Background: Extra spindle pole bodies-like 1 (ESPL1) is known to play a crucial role in the segregation of sister chromatids during mitosis. Overexpression of ESPL1 is considered to have oncogenic effects in various human cancers. However, the specific biological function of ESPL1 in endometrial cancer (EC) remains unclear.
Methods: The TCGA and GEO databases were utilized to assess the expression of ESPL1 in EC. Immunohistochemistry was utilized to detect separase expression in EC samples. Kaplan-Meier survival analysis and Cox regression analysis were performed to evaluate the diagnostic and prognostic significance of ESPL1 in EC. Gene Set Enrichment Analysis (GSEA) was employed to explore the potential signaling pathway of ESPL1 in EC. Cell proliferation and colony formation ability were analyzed using CCK-8 and colony formation assay.
Results: Our analysis revealed that ESPL1 is significantly upregulated in EC, and its overexpression is associated with advanced clinical characteristics and unfavourable prognostic outcomes. Suppression of ESPL1 attenuated proliferation of EC cell line.

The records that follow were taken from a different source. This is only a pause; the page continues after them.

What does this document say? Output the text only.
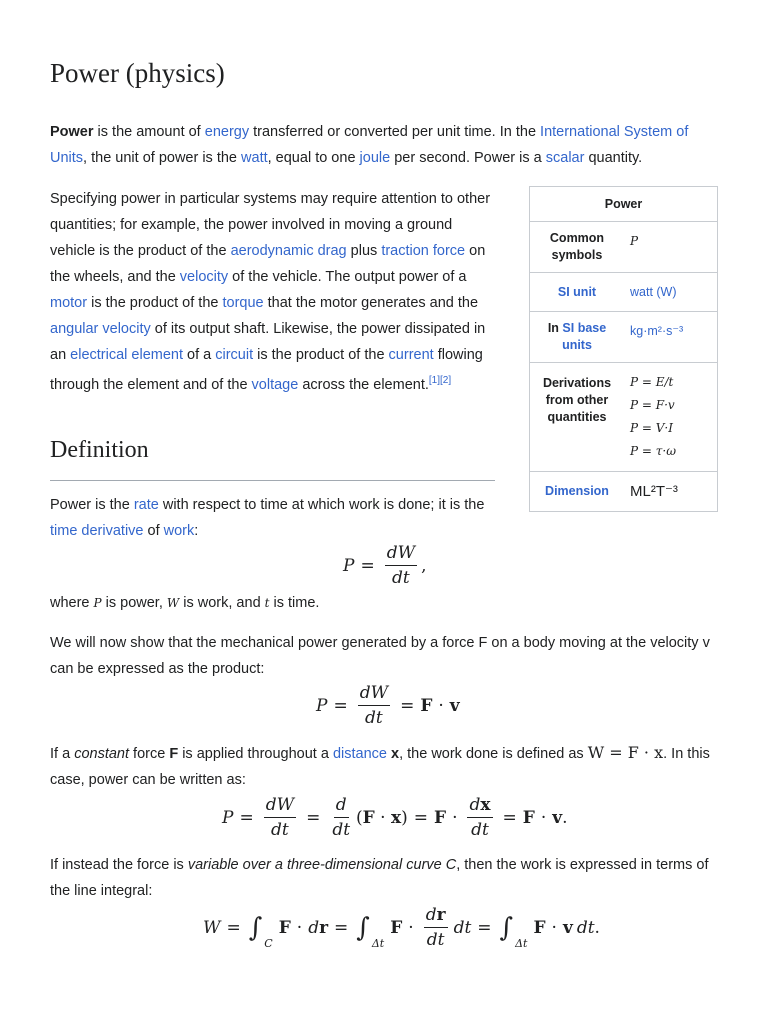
Power (physics)

Power is the amount of energy transferred or converted per unit time. In the International System of Units, the unit of power is the watt, equal to one joule per second. Power is a scalar quantity.

Specifying power in particular systems may require attention to other quantities; for example, the power involved in moving a ground vehicle is the product of the aerodynamic drag plus traction force on the wheels, and the velocity of the vehicle. The output power of a motor is the product of the torque that the motor generates and the angular velocity of its output shaft. Likewise, the power dissipated in an electrical element of a circuit is the product of the current flowing through the element and of the voltage across the element.[1][2]

Definition

Power is the rate with respect to time at which work is done; it is the time derivative of work:

$P = \frac{dW}{dt}$ ,

where P is power, W is work, and t is time.

We will now show that the mechanical power generated by a force F on a body moving at the velocity v can be expressed as the product:

$P = \frac{dW}{dt} = F \cdot v$

If a constant force F is applied throughout a distance x, the work done is defined as W = F · x. In this case, power can be written as:

$P = \frac{dW}{dt} = \frac{d}{dt} (F \cdot x) = F \cdot \frac{dx}{dt} = F \cdot v$ .

If instead the force is variable over a three-dimensional curve C, then the work is expressed in terms of the line integral:

W = ∫
C
F · dr = ∫
Δt
$F \cdot \frac{dr}{dt}$ dt = ∫
Δt
F · v dt .
Power
Common symbols
P
SI unit	watt (W)
In SI base units
kg·m²·s⁻³
Derivations from other quantities
P = E/t
P = F·v
P = V·I
P = τ·ω
Dimension	ML²T⁻³
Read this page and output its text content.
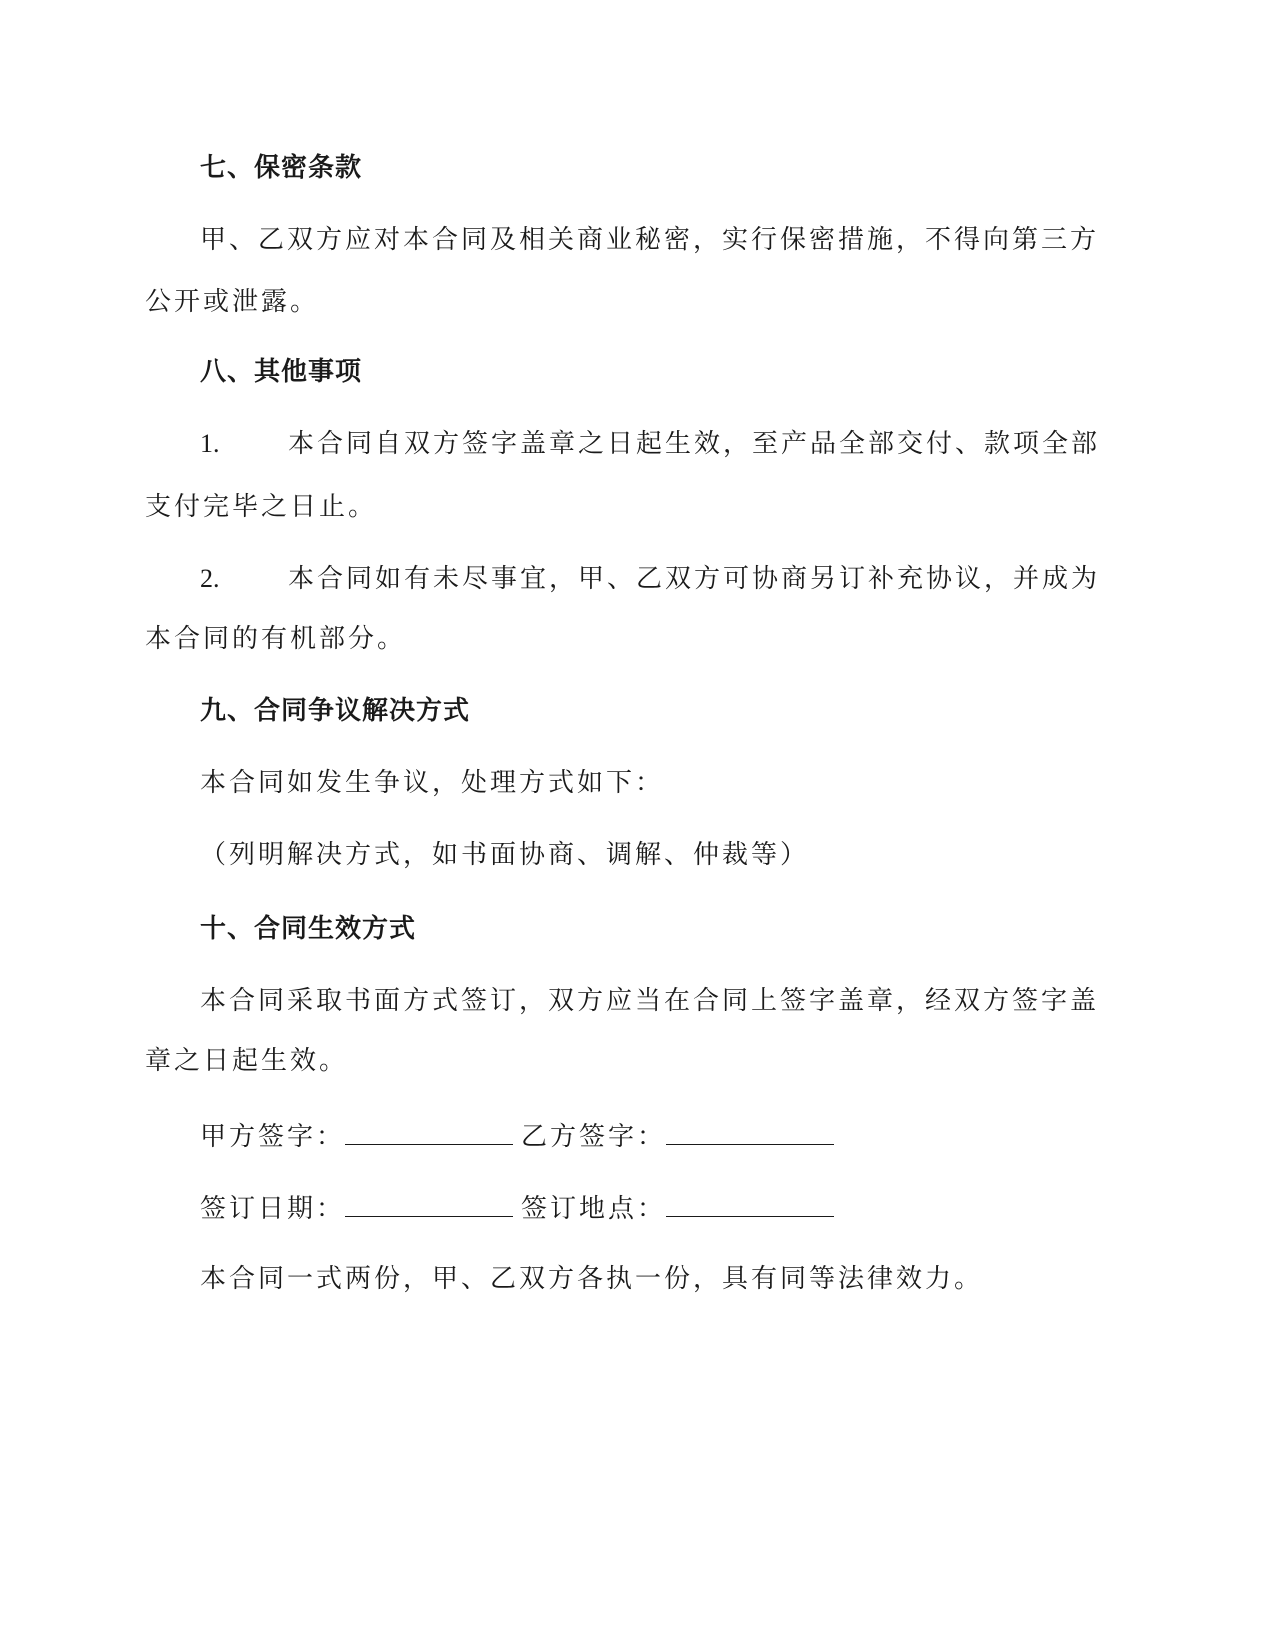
七、保密条款
甲、乙双方应对本合同及相关商业秘密，实行保密措施，不得向第三方
公开或泄露。
八、其他事项
1.	本合同自双方签字盖章之日起生效，至产品全部交付、款项全部
支付完毕之日止。
2.	本合同如有未尽事宜，甲、乙双方可协商另订补充协议，并成为
本合同的有机部分。
九、合同争议解决方式
本合同如发生争议，处理方式如下：
（列明解决方式，如书面协商、调解、仲裁等）
十、合同生效方式
本合同采取书面方式签订，双方应当在合同上签字盖章，经双方签字盖
章之日起生效。
甲方签字：	乙方签字：
签订日期：	签订地点：
本合同一式两份，甲、乙双方各执一份，具有同等法律效力。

Conclusion: The upregulation of ESPL1 is associated with advanced disease and poor prognosis in EC patients. These findings suggest that ESPL1 has the potential to serve as a diagnostic and prognostic biomarker in EC, highlighting its significance in the management of EC patients.
Keywords: ESPL1; biomarker; cell proliferation; endometrial cancer; separase.
The expression of ESPL1 was higher in EC tissue than normal endometrial tissue.ESPL1 could be a potential prognostic marker for EC.